KUALA LUMPUR: AmResearch is introducing its 2011's fair value for the FBM KLCI at 1,620 - pegged to a forward PE of 15 times.
"We forecast corporate earnings to expand by a slower 14% in 2011 (2010: 25%). Our fair value implies a modest 7% upside from the current level," it said in its market strategy issued on Thursday, Nov 11.
AmResearch said this reflected its cautious stance on the broader market in an extended liquidity-driven rally, which going by precedents has already turned out to be the longest trough-to-peak re-rating cycle since 1998.
Hence, there is admittedly some nervousness in the market. Corporate earnings momentum has stalled as evident from IBES consensus estimates. Nonetheless, liquidity is in abundance and the weakness in the US$ should sustain indiscriminate portfolio flows in the aftermath of QE II.

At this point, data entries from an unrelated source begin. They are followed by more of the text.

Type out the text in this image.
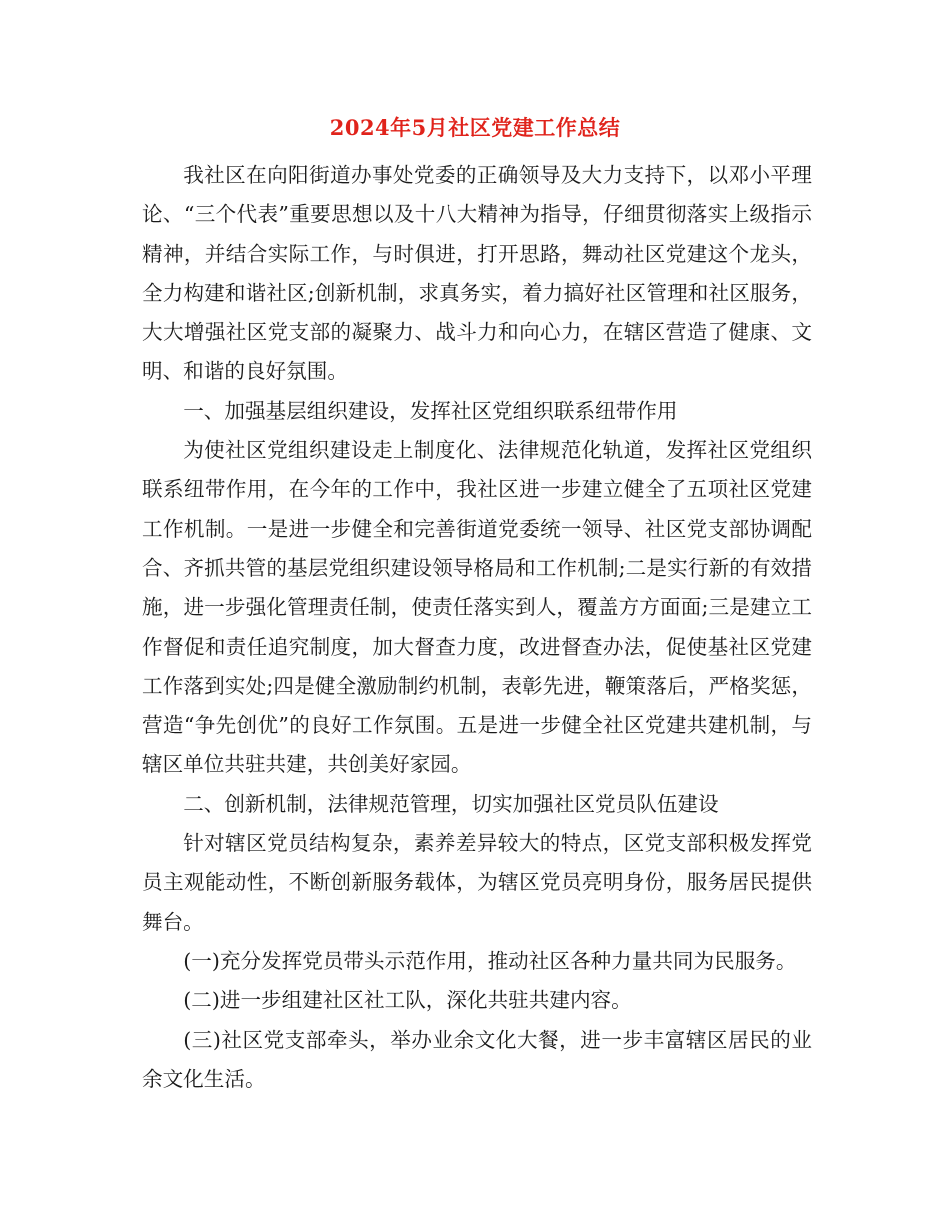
2024年5月社区党建工作总结

我社区在向阳街道办事处党委的正确领导及大力支持下，以邓小平理论、“三个代表”重要思想以及十八大精神为指导，仔细贯彻落实上级指示精神，并结合实际工作，与时俱进，打开思路，舞动社区党建这个龙头，全力构建和谐社区;创新机制，求真务实，着力搞好社区管理和社区服务，大大增强社区党支部的凝聚力、战斗力和向心力，在辖区营造了健康、文明、和谐的良好氛围。

一、加强基层组织建设，发挥社区党组织联系纽带作用

为使社区党组织建设走上制度化、法律规范化轨道，发挥社区党组织联系纽带作用，在今年的工作中，我社区进一步建立健全了五项社区党建工作机制。一是进一步健全和完善街道党委统一领导、社区党支部协调配合、齐抓共管的基层党组织建设领导格局和工作机制;二是实行新的有效措施，进一步强化管理责任制，使责任落实到人，覆盖方方面面;三是建立工作督促和责任追究制度，加大督查力度，改进督查办法，促使基社区党建工作落到实处;四是健全激励制约机制，表彰先进，鞭策落后，严格奖惩，营造“争先创优”的良好工作氛围。五是进一步健全社区党建共建机制，与辖区单位共驻共建，共创美好家园。

二、创新机制，法律规范管理，切实加强社区党员队伍建设

针对辖区党员结构复杂，素养差异较大的特点，区党支部积极发挥党员主观能动性，不断创新服务载体，为辖区党员亮明身份，服务居民提供舞台。

(一)充分发挥党员带头示范作用，推动社区各种力量共同为民服务。

(二)进一步组建社区社工队，深化共驻共建内容。

(三)社区党支部牵头，举办业余文化大餐，进一步丰富辖区居民的业余文化生活。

AmResearch said the US Fed plans for an additional US$600bil of quantitative easing till end 2Q11 with the commitment to engage in further asset purchases until the recovery is entrenched.
The research house said sure, there is no certainty that QEII will be effective in reviving growth but its implementation would drive down long term funding costs and accentuate the decline in the US$.
"QEII will be the most important macro parameter influencing the direction of our market in the coming quarters because liquidity creation is very significant. It may also trigger a rebalancing of the global economy, leading to further appreciation of Asian currencies, including the ringgit," it pointed out.
AmResearch said the key risks to its bullish view are the potential administrative and capital controls to contain the influx of "hot" money. Taiwan recently imposed limits on bond holdings by foreigners, while Thailand increased taxes on foreign purchases of local bonds. South Korea and Indonesia have imposed similar restrictions on foreign flows.
Thus far, Bank Negara Malaysia has yet to impose any policy restrictions to rein in any potentially disruptive capital inflows.
"With QEII leading to a disconnect between the real economy and financial markets, the reflation trade is our key theme. The debasement of the US$ will sustain the rally in commodities due to robust liquidity flows as opposed to genuine demand," it said.
AmResearch continued to OVERWEIGHT the PLANTATION [], steel and oil & gas sectors. In particular, the market has underestimated the swift and steep rise in CPO prices to RM3,420/mt currently. Earnings upgrades appear imminent.
Its top picks are IOI Corp, KLK and IJM Plantations, in that order of preference.
On the oil & gas front, it likes Malaysian Marine and Heavy Engineering, given its ownership of the country's strategic fabrication yard for deepwater structures. But, valuation looks rich at a forward PE of 18x. Kencana is a cheaper and equally attractive liquid proxy with a good earnings track record and potential M&As to move up the value chain.
On the flipside, rising feedstock prices and input costs may hurt profit margins of consumer stocks - F&N, KFCH, brewers and other consumer staples, where selling prices may not rise fast enough to offset escalating cost pressure.
Exporters namely the gloves companies are also net losers. The weakness in the US$ would exacerbate margin compression, delaying a bottoming in its earnings cycle. It remains UNDERWEIGHT.
Property equities should re-rate in tandem with rising inflation expectations from a rampant built-up in domestic liquidity and a cheap ringgit. Policy concern is already behind us post the recent 70% cap on loan-to-value for the purchase of third property. Buying interests should be driven by several catalytic presales, prolific land deals and earnings delivery particularly for IJM Land and SP Setia.
That aside, AmResearch expects the REIT sector to be boosted by yield compression with falling real interest rates, lifting unit prices. CMMT offers the best exposure to the REIT sector.
"We are NEUTRAL on the banking sector but bottom-up, we are Buyers of CIMB and Maybank as liquidity proxies to the rising market. We are Buyers of IJM and Gamuda, as share prices have retraced from the recent peaks. 2011 will see the government rolling out large infrastructure projects, underpinning newsflow momentum on the sector. AirAsia remains a BUY because of its entrenched franchise value in Asia and compelling valuations," it said.
The research house said its high conviction mid-cap BUY is Press Metal, the leading aluminium smelter in the region.
With first mover access to "cheap'" power for its flagship plant in Mukah, Sarawak, Press Metal is emerging as one of the most competitive aluminium producers in Asia-Pacific. It is on track to deliver exponential earnings growth from capacity expansion. Press Metal is also under-researched and under-owned. It is a direct beneficiary of the commissioning of Bakun.